I’ve had the privilege of seeing some 16th and 17th century natural history sketchbooks – by the way, you can, too: the American Museum of Natural History has an online research library with Digital Special Collections, including selections from their Rare Book Collection – and one can easily see how the artwork is inspired by these early natural history explorers and scientists. This is such a great way to get kids interested in natural history; how to interest them in wandering around their local parks, zoos, and museums, notebook in hand, and encourage them to draw their world, their way.

Each section introduces a topic with informative text that entices the reader into turning the page; that turn of the page launches readers into exciting new worlds, with animals they may never have seen before. Each drawing is labeled, helping kids – and adults – expand their world. Each section concludes with a “random directory” that provides further nibbles of information about different fauna, with page references for easy location.

Learn your world, and share it. Wonders of Nature is a solid add to your natural history collections and a great gift for readers who love nature and art. Display and booktalk with Candlewick’s Welcome to the Museum books (Dinosaurium, Animalium, Botanicum, and others).

Posted in Early Reader, Non-Fiction, Preschool Reads

Baby Loves Science – big ideas for little ones

I’m all for introducing science in all its wonderful forms to kids as early as possible, and all about introducing new vocabulary to kids, so science and math don’t scare them as they get bigger. I haven’t read any of the Baby Loves… Science! series by Ruth Spiro and illustrated by Irene Chan, so I started with the two newest books, Baby Loves Gravity! and Baby Loves Coding!

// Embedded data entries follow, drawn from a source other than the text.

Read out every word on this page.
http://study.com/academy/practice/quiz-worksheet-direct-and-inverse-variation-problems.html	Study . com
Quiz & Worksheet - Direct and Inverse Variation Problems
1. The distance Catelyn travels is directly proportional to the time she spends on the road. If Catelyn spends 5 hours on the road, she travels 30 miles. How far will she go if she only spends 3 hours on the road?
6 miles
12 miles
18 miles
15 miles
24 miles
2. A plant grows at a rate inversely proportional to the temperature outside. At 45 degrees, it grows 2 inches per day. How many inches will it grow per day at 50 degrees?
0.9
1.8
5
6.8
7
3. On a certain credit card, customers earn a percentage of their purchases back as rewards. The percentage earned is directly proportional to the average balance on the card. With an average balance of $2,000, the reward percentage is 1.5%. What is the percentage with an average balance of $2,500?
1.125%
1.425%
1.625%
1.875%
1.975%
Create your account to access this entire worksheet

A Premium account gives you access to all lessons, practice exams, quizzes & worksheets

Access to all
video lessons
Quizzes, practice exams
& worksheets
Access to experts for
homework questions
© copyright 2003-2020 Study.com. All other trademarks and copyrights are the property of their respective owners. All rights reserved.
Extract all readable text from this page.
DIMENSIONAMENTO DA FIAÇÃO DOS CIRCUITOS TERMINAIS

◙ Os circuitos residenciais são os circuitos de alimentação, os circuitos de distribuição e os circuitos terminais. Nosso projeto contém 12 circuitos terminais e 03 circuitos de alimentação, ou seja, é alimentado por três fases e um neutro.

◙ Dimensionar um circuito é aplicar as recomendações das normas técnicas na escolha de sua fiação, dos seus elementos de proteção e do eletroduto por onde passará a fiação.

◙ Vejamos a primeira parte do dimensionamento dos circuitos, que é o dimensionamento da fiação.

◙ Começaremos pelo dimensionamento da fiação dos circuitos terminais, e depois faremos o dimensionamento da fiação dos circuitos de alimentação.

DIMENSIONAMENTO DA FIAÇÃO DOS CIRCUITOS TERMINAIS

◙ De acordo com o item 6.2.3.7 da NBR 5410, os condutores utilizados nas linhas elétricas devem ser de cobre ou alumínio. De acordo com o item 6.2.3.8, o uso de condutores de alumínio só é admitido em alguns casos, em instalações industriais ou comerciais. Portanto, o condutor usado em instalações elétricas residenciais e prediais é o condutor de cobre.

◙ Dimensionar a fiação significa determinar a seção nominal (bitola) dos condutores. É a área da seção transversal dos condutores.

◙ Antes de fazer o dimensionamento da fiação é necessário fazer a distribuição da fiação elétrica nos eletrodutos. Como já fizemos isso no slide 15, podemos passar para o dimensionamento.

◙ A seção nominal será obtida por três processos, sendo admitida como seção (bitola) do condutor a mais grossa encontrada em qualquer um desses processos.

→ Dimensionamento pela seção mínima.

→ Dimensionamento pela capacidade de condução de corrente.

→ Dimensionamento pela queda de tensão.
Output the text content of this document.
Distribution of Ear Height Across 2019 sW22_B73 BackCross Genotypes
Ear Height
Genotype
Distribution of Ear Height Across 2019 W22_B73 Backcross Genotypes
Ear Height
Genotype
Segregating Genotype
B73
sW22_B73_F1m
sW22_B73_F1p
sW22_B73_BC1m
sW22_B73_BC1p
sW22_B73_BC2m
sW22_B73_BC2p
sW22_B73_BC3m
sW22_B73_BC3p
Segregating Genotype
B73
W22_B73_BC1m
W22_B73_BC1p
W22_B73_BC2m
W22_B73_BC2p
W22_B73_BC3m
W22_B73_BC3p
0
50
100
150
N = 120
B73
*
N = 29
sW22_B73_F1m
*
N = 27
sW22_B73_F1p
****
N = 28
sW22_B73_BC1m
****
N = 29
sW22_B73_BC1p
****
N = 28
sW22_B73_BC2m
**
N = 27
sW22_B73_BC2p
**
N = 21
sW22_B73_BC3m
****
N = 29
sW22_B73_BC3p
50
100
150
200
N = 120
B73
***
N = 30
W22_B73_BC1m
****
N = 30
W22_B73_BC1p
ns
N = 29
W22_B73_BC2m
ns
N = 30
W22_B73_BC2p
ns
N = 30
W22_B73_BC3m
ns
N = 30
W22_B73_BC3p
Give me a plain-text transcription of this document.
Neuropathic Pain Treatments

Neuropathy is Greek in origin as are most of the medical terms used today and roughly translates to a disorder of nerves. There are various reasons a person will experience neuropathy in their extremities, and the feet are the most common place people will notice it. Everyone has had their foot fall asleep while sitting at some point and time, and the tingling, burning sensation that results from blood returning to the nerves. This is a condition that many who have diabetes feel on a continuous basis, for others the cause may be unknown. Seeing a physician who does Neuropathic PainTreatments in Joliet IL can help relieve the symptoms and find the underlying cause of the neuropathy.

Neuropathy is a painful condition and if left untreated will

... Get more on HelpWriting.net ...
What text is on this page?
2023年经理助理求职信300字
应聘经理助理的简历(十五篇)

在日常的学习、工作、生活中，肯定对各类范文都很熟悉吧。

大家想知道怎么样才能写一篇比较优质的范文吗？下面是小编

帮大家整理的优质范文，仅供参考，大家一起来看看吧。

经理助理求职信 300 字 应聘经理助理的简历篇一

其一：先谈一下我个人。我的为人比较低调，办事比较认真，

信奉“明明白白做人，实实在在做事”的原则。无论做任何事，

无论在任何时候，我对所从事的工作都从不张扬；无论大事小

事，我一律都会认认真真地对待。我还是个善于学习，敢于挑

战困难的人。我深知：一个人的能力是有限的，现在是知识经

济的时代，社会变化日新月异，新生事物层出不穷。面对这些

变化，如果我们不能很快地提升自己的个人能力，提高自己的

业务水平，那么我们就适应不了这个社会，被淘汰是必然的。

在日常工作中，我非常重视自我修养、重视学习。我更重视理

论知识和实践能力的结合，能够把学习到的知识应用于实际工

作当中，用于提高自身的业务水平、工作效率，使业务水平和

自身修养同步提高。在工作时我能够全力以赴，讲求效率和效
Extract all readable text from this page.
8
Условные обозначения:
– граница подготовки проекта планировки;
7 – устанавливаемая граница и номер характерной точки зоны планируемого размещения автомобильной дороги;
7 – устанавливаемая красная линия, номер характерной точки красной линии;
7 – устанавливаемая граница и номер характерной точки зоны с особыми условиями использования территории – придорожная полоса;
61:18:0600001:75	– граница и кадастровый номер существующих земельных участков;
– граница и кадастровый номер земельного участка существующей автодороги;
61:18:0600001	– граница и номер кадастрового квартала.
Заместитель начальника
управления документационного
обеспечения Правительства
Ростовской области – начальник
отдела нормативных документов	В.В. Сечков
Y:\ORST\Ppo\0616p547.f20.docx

Baby Loves Gravity, by Ruth Spiro/Illustrated by Irene Chan, (June 2018, Charlesbridge), $8.99, ISBN: 9781580898362

Baby drops a noodle, and Puppy gobbles it up. How does that noodle fall? Gravity! Simple enough concept to explain to a toddler, and that’s how Baby Loves Gravity! starts out: simple and relatable. From there, we get a clear explanation of matter, mass, and gravity, and how it works on the sun, moon, and earth’s pull on us here. It’s clear and nicely illustrated, but this is a lot of information, even for toddlers, no matter how simply it’s phrased. I liked the illustrations, was pleased to see a child of color as the star of the show, but would read the beginning and ending, where baby slides down a slide, illustrating gravity, for a toddler STEAM or science storytime. I would rather test this out in a Kindergarten-level science storytime. The board book format makes for easy holding, and the illustrations are large, bright, and easily seen by a circle time group of kids. I could work with a group of kindergarteners, even pre-kindergarteners, in a science workshop using this as a companion text.

 

Baby Loves Coding!, by Ruth Spiro/Illustrated by Irene Chan, (June 2018, Charlesbridge), $8.99, ISBN: 9781580898843

Baby’s playing choo-choo, and wants to add a red car to his train. Let’s follow him as he walks over! Baby Loves Coding features a child of cover on the cover, and is an adorably illustrated, clearly laid out way to introduce coding to kids, but this is also way above a little one’s head. The first few spreads, explaining how baby walks to the toy box, are great – you can get kids up and moving along with you on this one – but the text launches into an explanation of algorithms, programmers, and reading code, and this is just going to lose little ones. The pictures do all the work here, illustrating, with colorful interlocking blocks, how code fits together, like the cars of a train. I do love the explanations and the artwork, and the idea of getting kids up and moving works with CS Unplugged activities I’ve done in my library. I’ve used Code.org’s curriculum; CS Unplugged also has some great lesson plans and printables.

My advice? Use these with your pre-k and Kindergarten science storytimes. They’re great books for the right age.